Ironically, despite the diversity of authorial practice they are all doing exactly the same thing, sometimes putting longhand words on paper first but ultimately communing with their laptops, exactly what most other professional people do all day as well. And these authors are obsessive; they need to write something every day, although whole days devoted to writing are relatively rare. Perhaps only the very young or mentally agile can manage six hours of concentrated word work for days or weeks on end.
These diary-style columns make interesting reading and we voyeuristic readers probably feel we are learning something intimate about the authors and their work. But I think that is an illusion. What really drives the writing life is not the mechanics of getting the words down, but the combination of the mental process and effort in devising and articulating stories (composition), the professional relationships authors have with their publishers, editors and agents, and their personal relationships with friends and family, which provide the raw materials they need to generate plausible (or even truthful) relationships among their fictional characters.

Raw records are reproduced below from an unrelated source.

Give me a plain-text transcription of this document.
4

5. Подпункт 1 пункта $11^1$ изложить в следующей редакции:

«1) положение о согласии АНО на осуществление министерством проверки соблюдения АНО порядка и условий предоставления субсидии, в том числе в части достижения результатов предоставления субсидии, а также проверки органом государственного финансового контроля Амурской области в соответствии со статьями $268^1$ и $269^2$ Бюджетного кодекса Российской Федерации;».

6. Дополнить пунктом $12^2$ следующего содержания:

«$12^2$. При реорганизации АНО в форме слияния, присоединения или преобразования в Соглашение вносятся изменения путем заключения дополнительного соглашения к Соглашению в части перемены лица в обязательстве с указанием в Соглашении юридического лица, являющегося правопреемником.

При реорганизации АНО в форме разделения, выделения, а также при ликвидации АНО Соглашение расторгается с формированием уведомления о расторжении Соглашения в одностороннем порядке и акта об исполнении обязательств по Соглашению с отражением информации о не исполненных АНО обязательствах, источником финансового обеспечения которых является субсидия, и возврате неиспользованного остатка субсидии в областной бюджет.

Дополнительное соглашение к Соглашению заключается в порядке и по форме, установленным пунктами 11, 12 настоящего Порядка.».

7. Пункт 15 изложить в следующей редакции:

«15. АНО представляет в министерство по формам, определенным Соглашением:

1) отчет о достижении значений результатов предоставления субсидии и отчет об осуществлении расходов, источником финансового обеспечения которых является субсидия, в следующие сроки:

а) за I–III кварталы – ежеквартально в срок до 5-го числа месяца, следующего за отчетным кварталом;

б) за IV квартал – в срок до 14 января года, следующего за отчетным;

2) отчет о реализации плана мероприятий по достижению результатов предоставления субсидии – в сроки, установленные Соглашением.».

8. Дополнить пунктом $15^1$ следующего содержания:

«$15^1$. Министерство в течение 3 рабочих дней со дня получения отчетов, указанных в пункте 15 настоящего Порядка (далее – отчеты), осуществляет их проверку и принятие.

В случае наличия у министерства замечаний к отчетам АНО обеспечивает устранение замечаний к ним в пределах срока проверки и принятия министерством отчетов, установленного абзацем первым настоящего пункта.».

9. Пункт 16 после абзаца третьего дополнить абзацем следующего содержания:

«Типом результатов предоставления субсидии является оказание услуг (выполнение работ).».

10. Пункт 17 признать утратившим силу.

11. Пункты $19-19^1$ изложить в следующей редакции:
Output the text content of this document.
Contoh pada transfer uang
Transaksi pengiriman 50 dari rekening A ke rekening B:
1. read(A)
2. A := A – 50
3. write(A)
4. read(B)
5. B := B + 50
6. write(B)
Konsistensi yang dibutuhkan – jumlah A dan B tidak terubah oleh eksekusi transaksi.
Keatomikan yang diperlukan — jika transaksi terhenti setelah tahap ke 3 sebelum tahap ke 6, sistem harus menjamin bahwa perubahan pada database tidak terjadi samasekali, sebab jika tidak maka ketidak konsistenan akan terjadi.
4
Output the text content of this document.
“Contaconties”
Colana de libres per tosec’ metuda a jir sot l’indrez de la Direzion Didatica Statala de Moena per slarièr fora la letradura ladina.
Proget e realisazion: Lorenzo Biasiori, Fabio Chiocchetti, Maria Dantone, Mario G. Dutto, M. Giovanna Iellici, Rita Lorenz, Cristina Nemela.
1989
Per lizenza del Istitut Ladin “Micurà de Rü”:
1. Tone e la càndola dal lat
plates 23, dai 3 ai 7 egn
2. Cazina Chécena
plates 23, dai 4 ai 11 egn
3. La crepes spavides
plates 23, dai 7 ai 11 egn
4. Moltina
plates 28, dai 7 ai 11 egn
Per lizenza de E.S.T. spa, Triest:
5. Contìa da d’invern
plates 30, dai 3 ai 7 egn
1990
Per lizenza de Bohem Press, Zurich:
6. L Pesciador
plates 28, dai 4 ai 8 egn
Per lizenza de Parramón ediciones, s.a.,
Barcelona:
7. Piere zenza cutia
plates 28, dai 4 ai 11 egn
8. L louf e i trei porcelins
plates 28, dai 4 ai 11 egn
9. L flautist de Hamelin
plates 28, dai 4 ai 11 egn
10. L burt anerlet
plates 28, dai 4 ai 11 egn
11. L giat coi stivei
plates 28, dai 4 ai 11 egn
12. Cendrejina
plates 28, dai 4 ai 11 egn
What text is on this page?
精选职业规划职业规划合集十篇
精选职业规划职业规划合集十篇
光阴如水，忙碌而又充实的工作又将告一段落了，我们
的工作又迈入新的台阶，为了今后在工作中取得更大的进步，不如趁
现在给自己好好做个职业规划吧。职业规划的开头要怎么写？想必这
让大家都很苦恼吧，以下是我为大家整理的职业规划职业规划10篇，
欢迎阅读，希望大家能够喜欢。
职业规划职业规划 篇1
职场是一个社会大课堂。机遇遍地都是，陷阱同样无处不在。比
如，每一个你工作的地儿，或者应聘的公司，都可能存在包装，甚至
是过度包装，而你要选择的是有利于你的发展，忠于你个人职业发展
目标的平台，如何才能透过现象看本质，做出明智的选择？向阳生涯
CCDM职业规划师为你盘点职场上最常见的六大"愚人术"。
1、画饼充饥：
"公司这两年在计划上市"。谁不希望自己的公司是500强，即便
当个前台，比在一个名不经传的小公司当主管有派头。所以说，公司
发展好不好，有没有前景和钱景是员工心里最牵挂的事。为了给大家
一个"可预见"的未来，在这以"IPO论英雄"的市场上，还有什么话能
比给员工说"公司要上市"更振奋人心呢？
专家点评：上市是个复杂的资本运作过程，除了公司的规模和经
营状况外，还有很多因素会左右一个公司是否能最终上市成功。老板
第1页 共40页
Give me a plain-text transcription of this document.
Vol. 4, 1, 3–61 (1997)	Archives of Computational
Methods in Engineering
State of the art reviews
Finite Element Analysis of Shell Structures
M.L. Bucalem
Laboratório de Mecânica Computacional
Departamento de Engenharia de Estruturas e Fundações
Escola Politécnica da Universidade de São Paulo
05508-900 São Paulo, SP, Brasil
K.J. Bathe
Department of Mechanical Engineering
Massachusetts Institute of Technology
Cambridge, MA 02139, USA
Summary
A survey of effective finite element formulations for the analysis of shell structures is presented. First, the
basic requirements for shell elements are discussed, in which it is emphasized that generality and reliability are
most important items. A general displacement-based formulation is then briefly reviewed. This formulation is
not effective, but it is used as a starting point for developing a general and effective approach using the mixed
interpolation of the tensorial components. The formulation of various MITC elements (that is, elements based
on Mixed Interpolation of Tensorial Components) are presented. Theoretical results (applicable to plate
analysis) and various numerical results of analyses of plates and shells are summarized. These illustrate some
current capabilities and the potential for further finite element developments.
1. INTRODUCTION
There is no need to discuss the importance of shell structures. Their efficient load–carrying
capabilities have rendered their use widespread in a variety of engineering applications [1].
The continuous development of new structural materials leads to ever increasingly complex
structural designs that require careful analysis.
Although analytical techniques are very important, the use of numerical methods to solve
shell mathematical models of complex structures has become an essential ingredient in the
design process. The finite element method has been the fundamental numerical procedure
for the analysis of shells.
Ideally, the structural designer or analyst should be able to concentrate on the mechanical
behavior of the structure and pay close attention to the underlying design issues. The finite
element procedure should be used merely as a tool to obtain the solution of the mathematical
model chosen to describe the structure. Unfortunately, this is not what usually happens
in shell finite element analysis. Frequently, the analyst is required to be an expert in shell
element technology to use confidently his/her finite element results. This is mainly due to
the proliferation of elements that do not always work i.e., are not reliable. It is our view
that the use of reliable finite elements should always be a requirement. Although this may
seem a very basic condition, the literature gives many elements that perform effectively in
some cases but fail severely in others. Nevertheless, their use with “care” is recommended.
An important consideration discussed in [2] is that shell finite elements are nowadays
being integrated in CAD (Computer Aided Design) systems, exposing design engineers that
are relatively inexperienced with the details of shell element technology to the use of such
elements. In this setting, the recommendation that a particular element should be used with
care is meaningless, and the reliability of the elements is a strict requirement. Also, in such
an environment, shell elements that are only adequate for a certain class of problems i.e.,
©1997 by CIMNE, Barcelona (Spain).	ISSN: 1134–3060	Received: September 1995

Some of our columnists touch on mental process; ‘the inside of my head’ as Rankin calls it, while ‘mysterious’ is Coe’s single word description of composition. That doesn’t take us very far but is hardly surprising. Artists are often unwilling to analyse what they do, frightened that any rational unpacking might destroy their imaginations. And in any case, personal introspection is an unreliable guide to thought or behaviour. All of us reconstruct our memories, framing them in ways that often surprise our friends (or, for the more grandiose amongst us, historians), observers who have an external and possibly more objective view of what makes us tick.
A surer way to understand the whole cloth of authorship, or that of any other creative, technical, or administrative profession, is through biography or fiction. Both formats allow us inside a writer’s head and can explore how the stories he or she constructs depend on their experiences and relationships, while the tensions and connections with the trades around publishing govern their writing careers. This life of writing is already a relatively common theme for novelists to explore, but there is always room for more. Meanwhile, like the BBC’s video diaries of artists, the Guardian’s ‘My working day’ columns provide tantalizing snapshots, but they represent only the small visible tips of the vast submarine icebergs making up the bulk of working life.
I have just visited the Short Story Guide website (http://www.shortstoryguide.com) which collects and collates short stories freely accessible on the web. One category is ‘Short Stories about Work’. About a dozen tales from canonical authors are listed there. The brief plot summaries suggest that most of them are about characters who undertake manual or clerical work and find harshness and disappointment there. There is little focus on the nature of the work itself. There does not seem to be anything about the rewards and disappointments of professional or creative working life. It is stories of these (perhaps) richer lives that might provide rewarding themes embedded in working practice and relationships.